Even in programs that deny coverage of clinical trials, however, there may be some intentional limited coverage. For example, in the case of in-patients, Medicare, which pays a fixed amount based on the patient's DRG, attempts, to some extent, to separate the costs related to the investigational service from costs that would have been incurred in any event. Thus, if a patient is admitted to a hospital without enrollment in a clinical trial having been decided in advance, and once admitted is enrolled in a surgical trial, Medicare will pay for the admission as if the patient had been admitted for nonsurgical treatment. On the other hand, if the admission was for the sole purpose of enrolling the patient in a clinical trial, Medicare will deny payment of the admission in its entirety.
A similar distinction is drawn with respect to treatment of adverse effects from a clinical trial. Even though Medicare will not pay for treatment costs in a clinical trial itself, if the patient subsequently develops a complication requiring treatment, Medicare will fully cover the costs of the subsequent treatment, even though the need for treatment can be traced directly to treatment in a noncovered clinical trial.
There are several types of costs that are incurred in clinical trials:
The cost of the investigational drug, device, or procedure.
The cost of collection and analysis of trial data.
The costs of patient care, including hospital, physician, laboratory, and other services.
Each of these categories is treated somewhat differently under the current system.
FDA regulations generally prohibit manufacturers from charging for investigational drugs, and manufacturers therefore supply free drugs to investigators conducting clinical trials. FDA rules are more liberal in allowing charges for investigational devices, however, with the result that patients (or some other party) may incur the cost of the device used in a clinical trial.
Data collection and analysis are ordinarily paid for by the sponsor of the clinical trial. For example, funds may come from a pharmaceutical or medical device manufacturer or from the National Institutes of Health.

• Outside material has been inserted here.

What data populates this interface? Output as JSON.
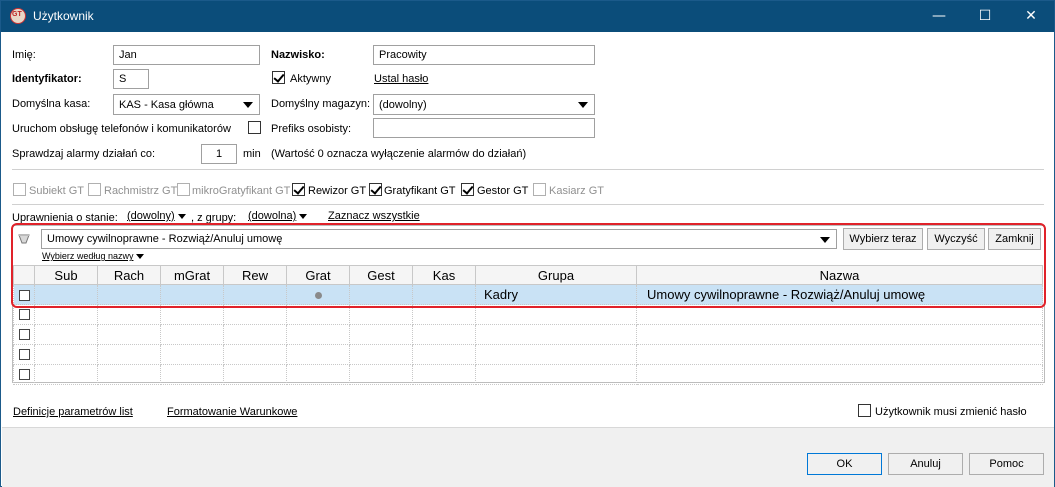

Patient care costs are generally the responsibility of the patient, or are borne by the institution at which the clinical trial is conducted. Because these costs are the outgrowth of an investigational service, insurers typically will not cover them. This is the case even though the patient might have incurred substantially similar costs if the patient had undergone standard therapy instead of being enrolled in the clinical trial.
Although public debate about coverage of clinical trials sometimes suggests that the focus of interest is coverage of the investigational procedure itself, in reality the principal source of costs is frequently patient care, most or all of which might have been necessary even if the patient had undergone standard therapy. High-cost experimental procedures, such as bone marrow transplants dominate the discussion, but almost certainly do not accurately reflect the added costs of clinical trials in general.